Kain motif kawung brendi dikenakan Ken Dedes
Dari fungsinya, wdihan dapat dipilah menjadi tiga yaitu sebagai pakaian ratu, para pembesar kerajaan misalnya ganjar haji patra sisi (Prasasti Taji 901 M), ganjar patra, salari kuning (Ramwi 882 M), ganjar haji (Wuatan Tija 880 M), kalyaga (Lintakan 919 M). kemudian fungsi sebagai hadiah bagi tamu undangan saat upacara penetapan desa perdikan, misal wdihan bira (Prasasti Ratawun I 881 M), Sulasih (Lintakan 919 M), pilih angsit (Ramwi 882 M).

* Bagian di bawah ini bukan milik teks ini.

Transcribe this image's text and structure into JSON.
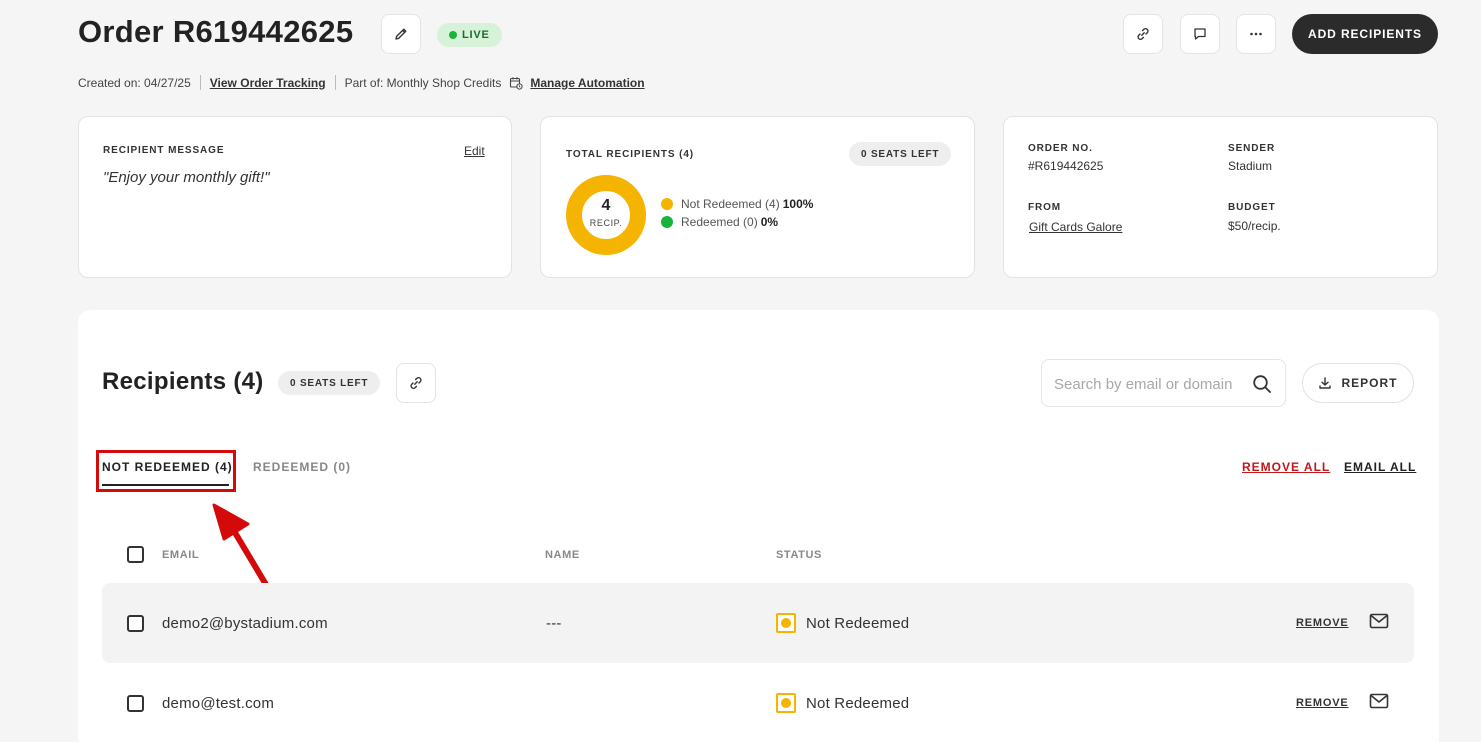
{
  "header": {
    "title": "Order R619442625",
    "status_badge": "LIVE",
    "add_recipients_label": "ADD RECIPIENTS",
    "created_label": "Created on: 04/27/25",
    "view_tracking_label": "View Order Tracking",
    "part_of_label": "Part of: Monthly Shop Credits",
    "manage_automation_label": "Manage Automation"
  },
  "message_card": {
    "caption": "RECIPIENT MESSAGE",
    "edit_label": "Edit",
    "message": "\"Enjoy your monthly gift!\""
  },
  "recipients_card": {
    "caption": "TOTAL RECIPIENTS (4)",
    "seats_pill": "0 SEATS LEFT",
    "donut_count": "4",
    "donut_unit": "RECIP.",
    "legend": [
      {
        "label": "Not Redeemed (4)",
        "pct": "100%",
        "color": "#f4b400"
      },
      {
        "label": "Redeemed (0)",
        "pct": "0%",
        "color": "#19b33a"
      }
    ]
  },
  "chart_data": {
    "type": "pie",
    "categories": [
      "Not Redeemed",
      "Redeemed"
    ],
    "values": [
      4,
      0
    ],
    "colors": [
      "#f4b400",
      "#19b33a"
    ]
  },
  "order_card": {
    "order_no_caption": "ORDER NO.",
    "order_no": "#R619442625",
    "sender_caption": "SENDER",
    "sender": "Stadium",
    "from_caption": "FROM",
    "from": "Gift Cards Galore",
    "budget_caption": "BUDGET",
    "budget": "$50/recip."
  },
  "recipients": {
    "title": "Recipients (4)",
    "seats_pill": "0 SEATS LEFT",
    "search_placeholder": "Search by email or domain",
    "report_label": "REPORT",
    "tabs": [
      {
        "label": "NOT REDEEMED (4)",
        "active": true
      },
      {
        "label": "REDEEMED (0)",
        "active": false
      }
    ],
    "remove_all_label": "REMOVE ALL",
    "email_all_label": "EMAIL ALL",
    "columns": [
      "EMAIL",
      "NAME",
      "STATUS"
    ],
    "rows": [
      {
        "email": "demo2@bystadium.com",
        "name": "---",
        "status": "Not Redeemed",
        "remove_label": "REMOVE"
      },
      {
        "email": "demo@test.com",
        "name": "",
        "status": "Not Redeemed",
        "remove_label": "REMOVE"
      }
    ]
  },
  "colors": {
    "accent_yellow": "#f4b400",
    "accent_green": "#19b33a",
    "danger_red": "#d40a0a",
    "dark_button": "#2b2b2b"
  }
}
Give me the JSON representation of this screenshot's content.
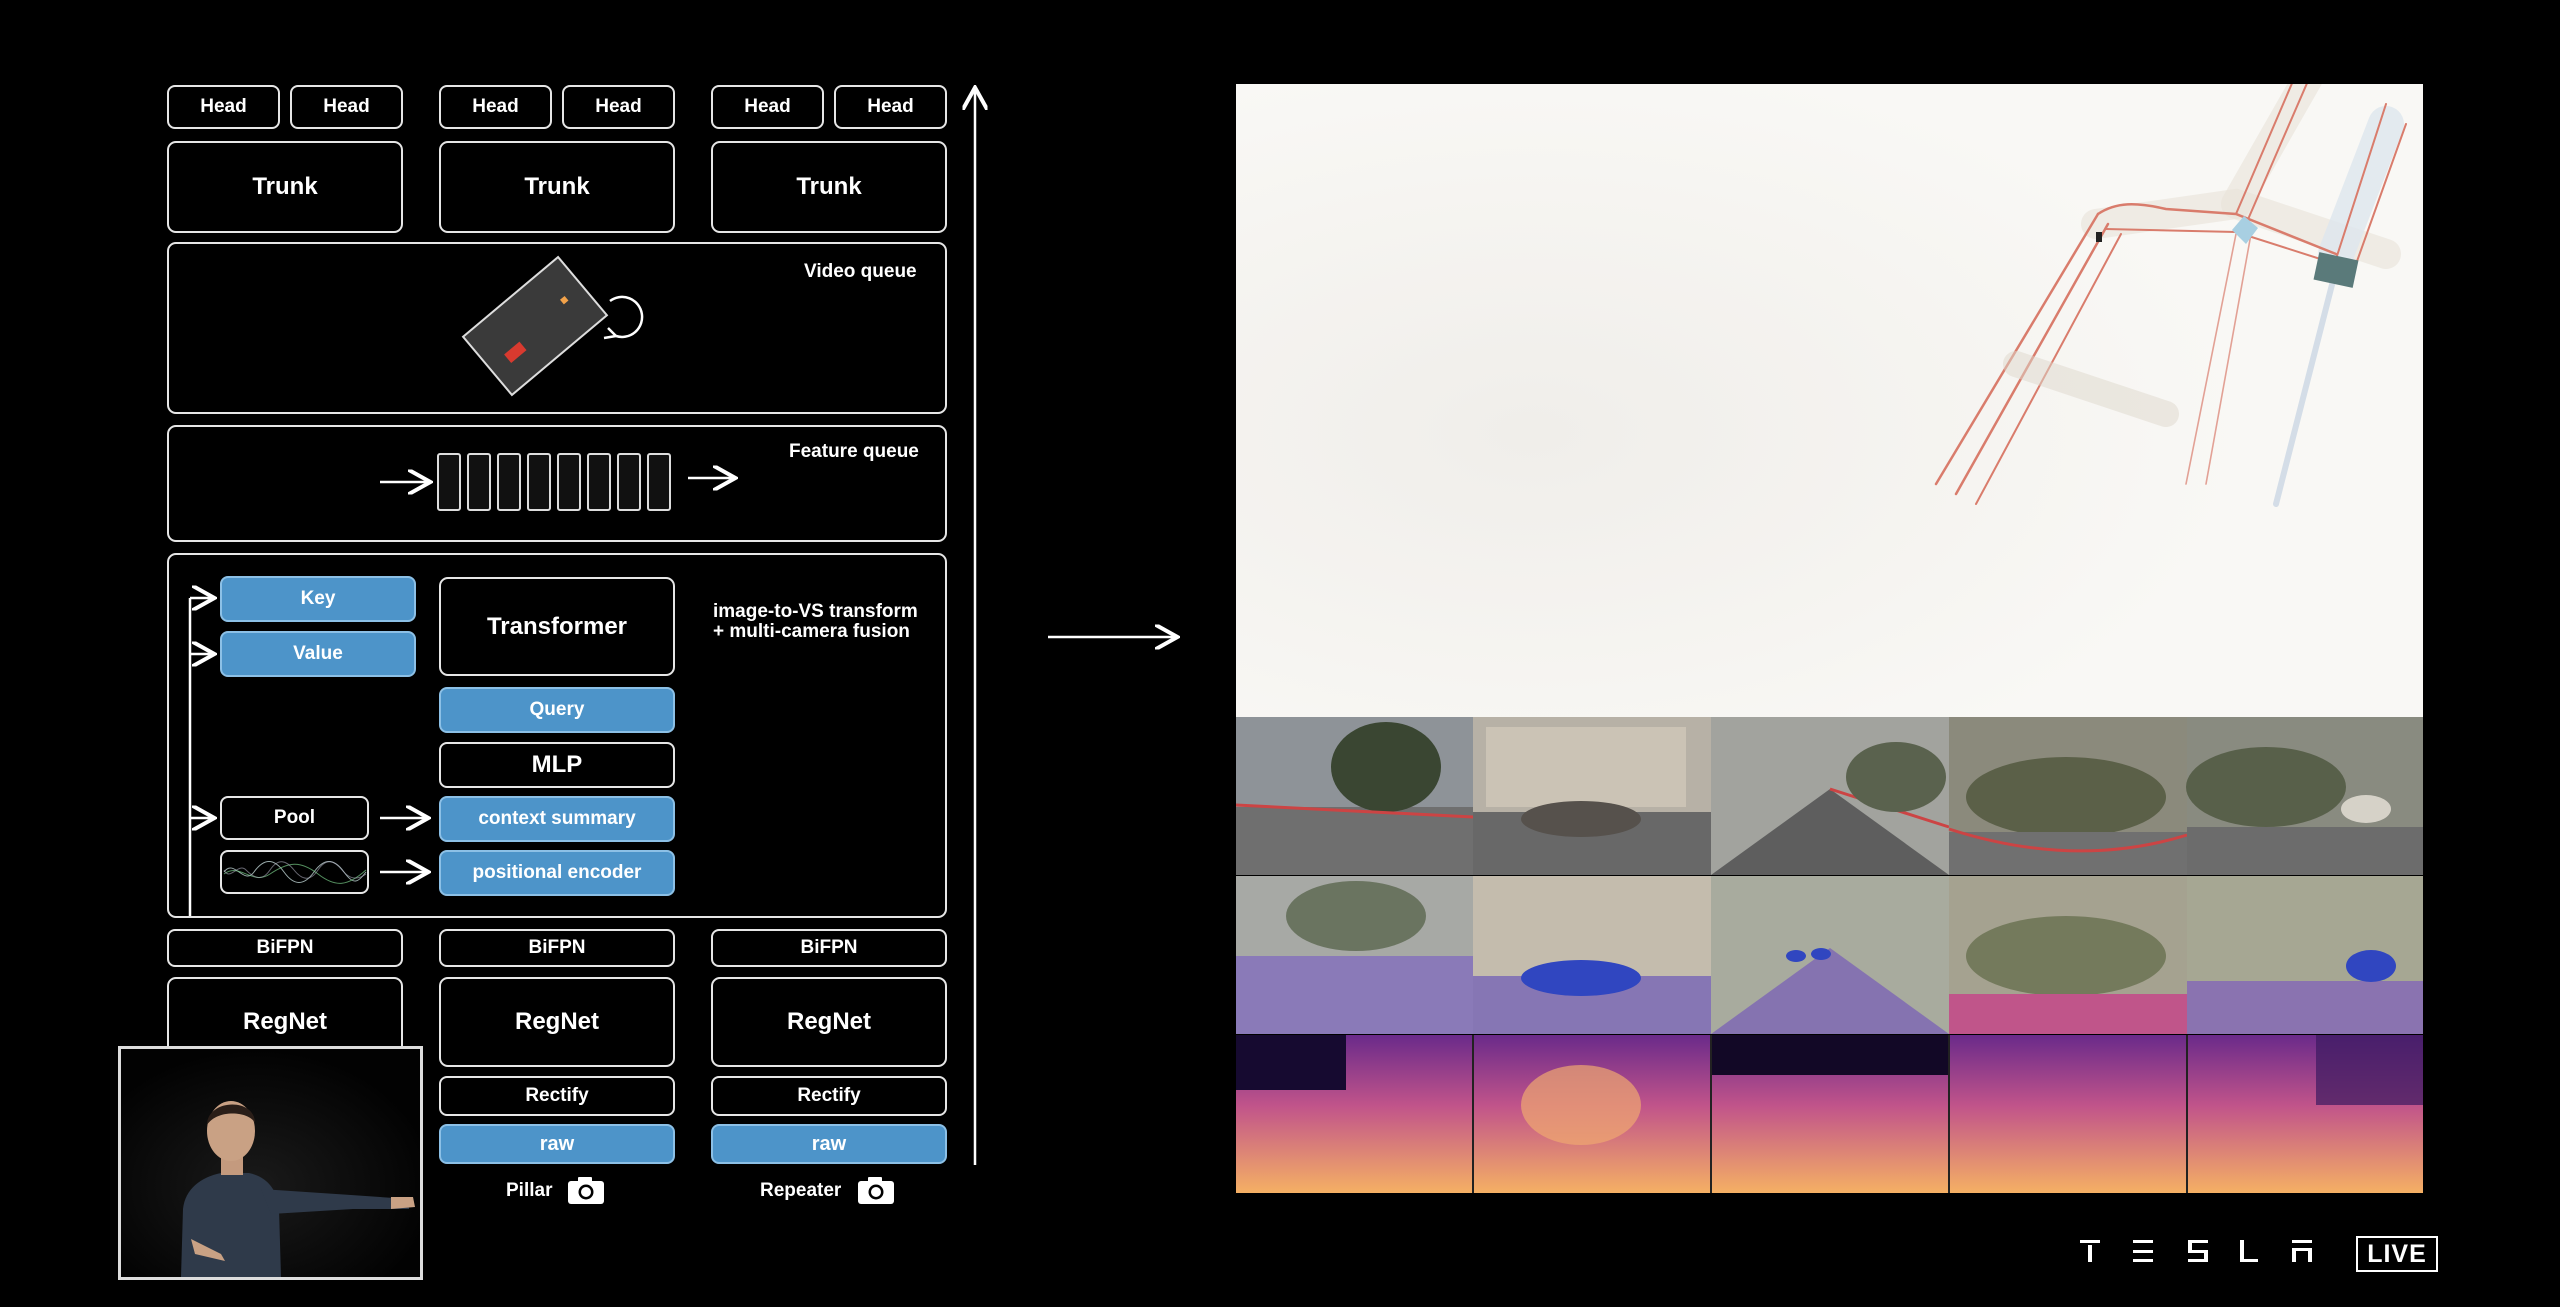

Terakhir fungsi sesaji dalam upacara penetapan desa perdikan, misal wdihan rangga (Kwak II 879 M).
Jenis wdihan juga menjadi penanda status sosial bagi yang mengenakannya. Misal wdihan ganjar haji patra sisi penanda derajat kebangsawanan. Kemudian wdihan rangga menjadi penanda kedudukan dalam tata pemerintahan.
Adakalanya wdihan digunakan juga oleh rakyat kebanyakan, khususnya oleh rakyat yang berjasa pada raja maupun kerajaan. Juga oleh rakyat yang di desa tempat tinggalnya terdapat bangunan suci keagamaan.
Dengan kata lain penggunaan wdihan bagi rakyat kebanyakan merupakan anugerah seorang raja bagi rakyatnya. Tradisi tersebut sampai saat ini masih berlangsung di lingkungan keraton, misal menantu seorang sultan di Keraton Yogyakartadiperbolehkan mengenakan motif parang dengan ukuran kecil.
Acuan kedua sejarah batik Masa Klasik adalah Arca. Secara umum arca yang berasal dari masa klasik bisa dipilah dalam dua bagian. Satu dalam rupa arca dewa dewi seperti Arca Dewa Wishnu, Shiwa, Brahma, Dewi Sri Laksmi, Saraswati, Bodhisatwa Amitabha, Manjusri, Sudhanakumara dsb. Satunya lagi dalam rupa Arca perwujudan seorang raja yang sudah meninggal. Semacam potret diri. Misal arca Dewa Wishnu naik Burung Garuda merupakan arca perwujudan Prabu Airlangga, Arca Joko Dolog merupakan arca perwujudan Kertanegara.
Kain motif Banji Kasut dikenakan Ganesha,
patung ini asal Boro, Blitar
Dari sekian arca yang ada, kita dapat mengetahui corak batik yang dikenakan. Misal Arca Shiwa Mahadewa, arca perwujudan Anusapati Raja Singasari, berasal dari Candi Kidal Malang yang kini tersimpan di Museum Royal Tropical Institute Amsterdam. Motif kain batik yang digunakan putra Tunggul Ametung tersebut adalah motif sawunggaling. Arca Hari Hara, arca perwujudan R Wijaya, berasal dari Candi Sumberjati Blitar. Motif kain batik yang dikenakan pendiri kerajaan Majapahit tersebut adalah motif kawung brendi picis.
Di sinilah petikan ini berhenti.